After stagnation this year, Germany’s economy will grow less than one percent next year. This emerges from the World Economic Outlook published by the International Monetary Fund (IMF) on Tuesday. At zero percent this year and 0.8 percent, Germany is performing worse than the major industrialized countries in Europe and North America. The IMF thus revised the Germany figures downwards again compared to the spring forecast. The annual meeting of the IMF and World Bank began in Washington on Monday and is dominated by geopolitical tensions.
Germany’s economic downturn comes at a time in which, according to the IMF, the global economy is proving to be surprisingly robust in view of the consequences of pandemics, wars and extreme weather conditions in some regions. “It looks as if the global battle against inflation has been won,” writes IMF chief economist Pierre-Olivier Gourinchas. In most countries, inflation is leveling off at the central banks’ inflation target, which is 2 percent in an increasing number of countries.
The global economy is growing by 3.2 percent this year and next year. In the industrialized nations, the fight against inflation did not come at the price of higher unemployment, unlike in earlier phases. Among industrialized countries, the United States is particularly strong, with a growth rate of 2.8 percent this year and 2.2 percent next year. The Eurozone will grow by 0.8 percent this year and by 1.2 percent next year.

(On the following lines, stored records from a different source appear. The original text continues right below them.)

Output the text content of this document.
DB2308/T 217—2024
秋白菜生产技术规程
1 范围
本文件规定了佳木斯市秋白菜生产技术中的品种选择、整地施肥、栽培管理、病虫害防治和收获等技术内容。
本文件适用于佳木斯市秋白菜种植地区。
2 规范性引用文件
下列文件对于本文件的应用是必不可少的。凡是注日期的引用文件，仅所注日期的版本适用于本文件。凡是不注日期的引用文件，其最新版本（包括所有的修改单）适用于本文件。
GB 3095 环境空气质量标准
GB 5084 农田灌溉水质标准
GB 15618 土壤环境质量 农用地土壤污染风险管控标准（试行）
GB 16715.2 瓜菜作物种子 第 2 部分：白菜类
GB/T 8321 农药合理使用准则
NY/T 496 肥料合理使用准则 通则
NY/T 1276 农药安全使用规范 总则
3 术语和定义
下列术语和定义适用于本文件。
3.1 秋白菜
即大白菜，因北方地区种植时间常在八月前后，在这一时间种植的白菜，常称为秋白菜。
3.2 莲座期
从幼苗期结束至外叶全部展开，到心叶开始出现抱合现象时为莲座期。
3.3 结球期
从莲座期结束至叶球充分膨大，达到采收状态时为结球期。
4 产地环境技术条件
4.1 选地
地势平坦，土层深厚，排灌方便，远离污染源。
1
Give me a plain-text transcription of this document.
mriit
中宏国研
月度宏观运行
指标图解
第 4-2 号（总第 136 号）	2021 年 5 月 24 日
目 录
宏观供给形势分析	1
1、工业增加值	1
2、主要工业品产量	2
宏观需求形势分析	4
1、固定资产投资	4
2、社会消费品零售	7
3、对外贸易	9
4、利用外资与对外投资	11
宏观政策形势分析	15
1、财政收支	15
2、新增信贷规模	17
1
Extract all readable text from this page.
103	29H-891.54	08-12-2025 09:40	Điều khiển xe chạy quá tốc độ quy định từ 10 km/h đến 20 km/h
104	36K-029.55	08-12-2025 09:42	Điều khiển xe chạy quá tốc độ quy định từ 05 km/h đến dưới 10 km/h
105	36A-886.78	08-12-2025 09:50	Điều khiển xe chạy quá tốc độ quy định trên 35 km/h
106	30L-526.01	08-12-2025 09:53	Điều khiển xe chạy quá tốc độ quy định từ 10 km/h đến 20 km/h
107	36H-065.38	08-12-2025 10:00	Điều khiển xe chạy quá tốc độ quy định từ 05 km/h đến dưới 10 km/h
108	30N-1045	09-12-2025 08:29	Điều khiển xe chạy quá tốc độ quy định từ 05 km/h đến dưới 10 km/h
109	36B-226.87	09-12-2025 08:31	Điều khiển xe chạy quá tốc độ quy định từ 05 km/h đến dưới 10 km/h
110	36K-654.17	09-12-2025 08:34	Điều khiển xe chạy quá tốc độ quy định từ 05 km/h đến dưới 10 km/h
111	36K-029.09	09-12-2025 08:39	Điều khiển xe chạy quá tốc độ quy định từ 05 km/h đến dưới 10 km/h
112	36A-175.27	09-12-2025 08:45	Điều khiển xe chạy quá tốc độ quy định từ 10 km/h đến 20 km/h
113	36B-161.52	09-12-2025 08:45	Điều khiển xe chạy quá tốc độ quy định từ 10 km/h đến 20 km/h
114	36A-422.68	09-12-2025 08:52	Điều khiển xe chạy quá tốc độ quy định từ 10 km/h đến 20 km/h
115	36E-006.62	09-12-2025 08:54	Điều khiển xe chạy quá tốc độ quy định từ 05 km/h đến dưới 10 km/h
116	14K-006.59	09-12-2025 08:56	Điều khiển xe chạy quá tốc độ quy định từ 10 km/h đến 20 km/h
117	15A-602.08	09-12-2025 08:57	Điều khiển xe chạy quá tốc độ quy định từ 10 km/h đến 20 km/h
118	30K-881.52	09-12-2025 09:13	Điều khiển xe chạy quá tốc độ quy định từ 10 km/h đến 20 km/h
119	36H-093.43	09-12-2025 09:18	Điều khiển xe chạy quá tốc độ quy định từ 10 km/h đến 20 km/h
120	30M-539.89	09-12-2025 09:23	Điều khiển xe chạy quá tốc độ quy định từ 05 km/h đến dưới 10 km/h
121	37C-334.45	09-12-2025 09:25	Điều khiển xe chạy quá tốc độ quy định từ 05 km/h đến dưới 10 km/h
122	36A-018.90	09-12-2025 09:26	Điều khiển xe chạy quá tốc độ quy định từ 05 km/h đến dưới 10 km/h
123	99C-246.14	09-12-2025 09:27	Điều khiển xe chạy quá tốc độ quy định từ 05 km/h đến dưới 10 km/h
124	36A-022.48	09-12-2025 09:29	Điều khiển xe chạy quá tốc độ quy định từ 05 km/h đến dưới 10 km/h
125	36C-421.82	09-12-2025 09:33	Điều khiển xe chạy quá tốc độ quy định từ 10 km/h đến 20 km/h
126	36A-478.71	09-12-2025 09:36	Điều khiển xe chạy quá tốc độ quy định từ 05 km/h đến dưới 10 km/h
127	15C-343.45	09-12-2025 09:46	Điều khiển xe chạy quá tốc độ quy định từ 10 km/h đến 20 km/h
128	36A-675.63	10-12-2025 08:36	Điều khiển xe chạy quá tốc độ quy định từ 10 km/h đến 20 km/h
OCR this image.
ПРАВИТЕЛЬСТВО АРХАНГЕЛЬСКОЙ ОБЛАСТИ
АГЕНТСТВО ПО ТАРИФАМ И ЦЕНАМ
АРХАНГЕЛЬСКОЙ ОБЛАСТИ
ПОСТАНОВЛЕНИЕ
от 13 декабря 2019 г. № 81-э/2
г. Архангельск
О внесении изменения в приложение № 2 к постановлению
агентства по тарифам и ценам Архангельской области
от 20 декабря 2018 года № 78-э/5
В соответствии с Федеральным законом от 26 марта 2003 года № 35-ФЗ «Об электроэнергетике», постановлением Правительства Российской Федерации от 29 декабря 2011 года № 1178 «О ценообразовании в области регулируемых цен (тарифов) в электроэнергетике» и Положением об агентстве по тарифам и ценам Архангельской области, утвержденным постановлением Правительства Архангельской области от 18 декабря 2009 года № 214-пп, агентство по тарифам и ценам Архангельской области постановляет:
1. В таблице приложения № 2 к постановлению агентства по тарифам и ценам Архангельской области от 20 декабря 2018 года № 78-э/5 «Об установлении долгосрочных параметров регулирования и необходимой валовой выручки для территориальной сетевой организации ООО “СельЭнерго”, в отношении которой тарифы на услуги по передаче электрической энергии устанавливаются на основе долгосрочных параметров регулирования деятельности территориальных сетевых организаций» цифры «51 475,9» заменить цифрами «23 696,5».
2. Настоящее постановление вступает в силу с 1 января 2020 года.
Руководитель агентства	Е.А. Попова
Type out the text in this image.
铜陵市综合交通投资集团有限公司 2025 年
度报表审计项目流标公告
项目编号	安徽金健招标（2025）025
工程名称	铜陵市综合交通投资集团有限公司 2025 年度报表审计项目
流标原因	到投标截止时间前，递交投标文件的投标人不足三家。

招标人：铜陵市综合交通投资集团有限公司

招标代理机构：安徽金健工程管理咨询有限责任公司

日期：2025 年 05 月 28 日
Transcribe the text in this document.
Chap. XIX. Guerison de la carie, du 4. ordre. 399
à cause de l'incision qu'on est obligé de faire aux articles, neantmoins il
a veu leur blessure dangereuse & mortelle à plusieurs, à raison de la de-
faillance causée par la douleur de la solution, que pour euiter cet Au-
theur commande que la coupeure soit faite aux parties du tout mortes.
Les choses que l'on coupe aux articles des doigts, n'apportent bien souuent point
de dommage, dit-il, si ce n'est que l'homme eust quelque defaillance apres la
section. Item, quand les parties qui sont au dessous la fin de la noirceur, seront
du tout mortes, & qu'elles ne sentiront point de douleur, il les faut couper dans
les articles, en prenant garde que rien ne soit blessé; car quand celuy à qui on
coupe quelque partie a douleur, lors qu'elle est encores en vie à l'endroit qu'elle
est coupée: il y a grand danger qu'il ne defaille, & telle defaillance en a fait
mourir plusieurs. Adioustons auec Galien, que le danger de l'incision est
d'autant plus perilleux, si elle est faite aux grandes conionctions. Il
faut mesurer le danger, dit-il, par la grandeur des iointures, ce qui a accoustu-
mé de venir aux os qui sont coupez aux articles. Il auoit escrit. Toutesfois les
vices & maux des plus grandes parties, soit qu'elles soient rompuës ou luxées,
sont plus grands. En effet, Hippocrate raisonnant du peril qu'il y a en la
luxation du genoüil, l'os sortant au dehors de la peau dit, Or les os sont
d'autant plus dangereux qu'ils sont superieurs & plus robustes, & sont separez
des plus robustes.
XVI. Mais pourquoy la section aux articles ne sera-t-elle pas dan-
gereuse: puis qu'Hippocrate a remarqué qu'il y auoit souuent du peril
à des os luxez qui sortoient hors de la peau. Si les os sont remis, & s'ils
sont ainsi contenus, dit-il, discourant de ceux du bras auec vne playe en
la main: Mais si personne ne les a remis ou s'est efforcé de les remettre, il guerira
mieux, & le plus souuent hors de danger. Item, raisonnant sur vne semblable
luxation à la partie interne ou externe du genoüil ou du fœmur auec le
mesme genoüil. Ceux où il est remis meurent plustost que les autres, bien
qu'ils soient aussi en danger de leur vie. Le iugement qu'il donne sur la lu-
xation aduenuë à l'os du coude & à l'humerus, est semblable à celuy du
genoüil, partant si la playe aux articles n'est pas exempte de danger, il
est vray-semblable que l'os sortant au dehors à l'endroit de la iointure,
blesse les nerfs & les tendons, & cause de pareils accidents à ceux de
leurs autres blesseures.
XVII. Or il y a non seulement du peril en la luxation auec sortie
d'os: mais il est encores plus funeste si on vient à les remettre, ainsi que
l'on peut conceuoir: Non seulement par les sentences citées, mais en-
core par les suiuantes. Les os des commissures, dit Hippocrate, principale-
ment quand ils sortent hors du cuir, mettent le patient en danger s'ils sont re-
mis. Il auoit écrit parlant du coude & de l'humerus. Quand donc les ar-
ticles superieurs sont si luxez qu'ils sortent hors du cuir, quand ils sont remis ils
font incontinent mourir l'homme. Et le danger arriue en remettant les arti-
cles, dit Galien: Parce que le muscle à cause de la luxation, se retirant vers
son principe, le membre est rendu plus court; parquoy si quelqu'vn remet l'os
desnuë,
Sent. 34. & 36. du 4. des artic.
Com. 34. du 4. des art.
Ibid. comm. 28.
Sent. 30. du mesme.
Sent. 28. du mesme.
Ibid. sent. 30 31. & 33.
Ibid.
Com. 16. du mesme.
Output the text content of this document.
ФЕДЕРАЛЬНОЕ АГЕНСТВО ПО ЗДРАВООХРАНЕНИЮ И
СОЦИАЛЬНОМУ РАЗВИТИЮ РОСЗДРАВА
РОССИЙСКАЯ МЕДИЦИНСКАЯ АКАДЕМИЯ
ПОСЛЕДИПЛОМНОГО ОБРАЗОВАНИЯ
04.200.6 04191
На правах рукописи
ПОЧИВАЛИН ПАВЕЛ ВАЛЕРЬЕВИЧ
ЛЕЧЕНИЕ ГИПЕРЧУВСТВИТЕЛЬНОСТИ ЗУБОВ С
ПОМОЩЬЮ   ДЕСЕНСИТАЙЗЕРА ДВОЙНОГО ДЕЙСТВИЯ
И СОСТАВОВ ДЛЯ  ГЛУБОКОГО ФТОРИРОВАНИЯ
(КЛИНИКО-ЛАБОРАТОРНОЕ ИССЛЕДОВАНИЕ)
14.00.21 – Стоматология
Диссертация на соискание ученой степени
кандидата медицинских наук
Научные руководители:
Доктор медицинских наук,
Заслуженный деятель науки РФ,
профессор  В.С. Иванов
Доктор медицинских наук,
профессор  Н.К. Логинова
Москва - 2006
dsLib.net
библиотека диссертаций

Shift to the service economy
In addition to Germany, Italy is doing poorly (0.7 percent growth), while Spain is doing comparatively well with an increase of 2.9 (2024) and 2.2 percent (2025). Spain benefits from tourism and thus from a globally registered general turn towards services, while Germany and Italy suffer from falling demand for industrial goods and also have to cope with losses in competitiveness compared to China and India.
According to an IMF analysis, the government’s austerity measures are also having a negative impact on Germany. Fiscal consolidation is a burden. The fund also registers a clear gap in productivity between the USA and the EU. In America, labor costs per unit produced have been kept stable because increases in productivity have offset rising wages. In Europe, however, wage increases exceed productivity gains, with the result that unit costs (the manufacturing costs per unit) rise.
China’s role has changed dramatically
The IMF is looking ahead to another development that has a major impact on Germany as an industrial location: the rise of China as a leading manufacturer of electric cars. As a result of technical breakthroughs in batteries and accompanying policies in many countries, the transition from conventional cars to electric cars accelerated. According to the IMF, this upheaval is leading to a “redistribution of comparative cost advantages”: China’s role in production and exports in particular has increased dramatically over the last 15 years.
However, IMF authors come to the conclusion that the transition to electric cars in the EU, combined with China’s growing role as a supplier, will have only a minor impact on gross domestic product by 2035. As a result, it is shrinking by 0.3 percent and employment in the sector is falling. While European manufacturers are losing market share and jobs, countries with low car production are benefiting greatly from gains in purchasing power. That’s why some countries, especially in Eastern Europe, for example the Czech Republic, are hit harder, while other countries benefit. Germany is not specifically mentioned.
IMF advises consolidating budgets
The IMF sees growing risks for the global economy from increasing protectionism and geopolitical tensions. The conflict in the Middle East in particular could have an impact on raw material prices and thus put a strain on the economy. In order to prepare for difficult times, the IMF believes it is essential that countries use the phase of falling interest rates to consolidate their budgets. Many countries should introduce austerity programs, but refrain from making major cuts in a short period of time. The IMF advocates for a gradual reduction in budget deficits over several years.
The two largest economies, the USA and China, do not yet have an austerity plan that will slow down the debt dynamics, notes IMF economist Gourinchas. Delayed consolidation could trigger eruptions on the financial market, while abrupt cuts threaten to put a strain on the economy. The IMF considers structural reforms to be just as important in order to stimulate economic growth and productivity. This is the only way to prepare for the numerous challenges, including the aging and shrinking population in many countries, climate change and poverty.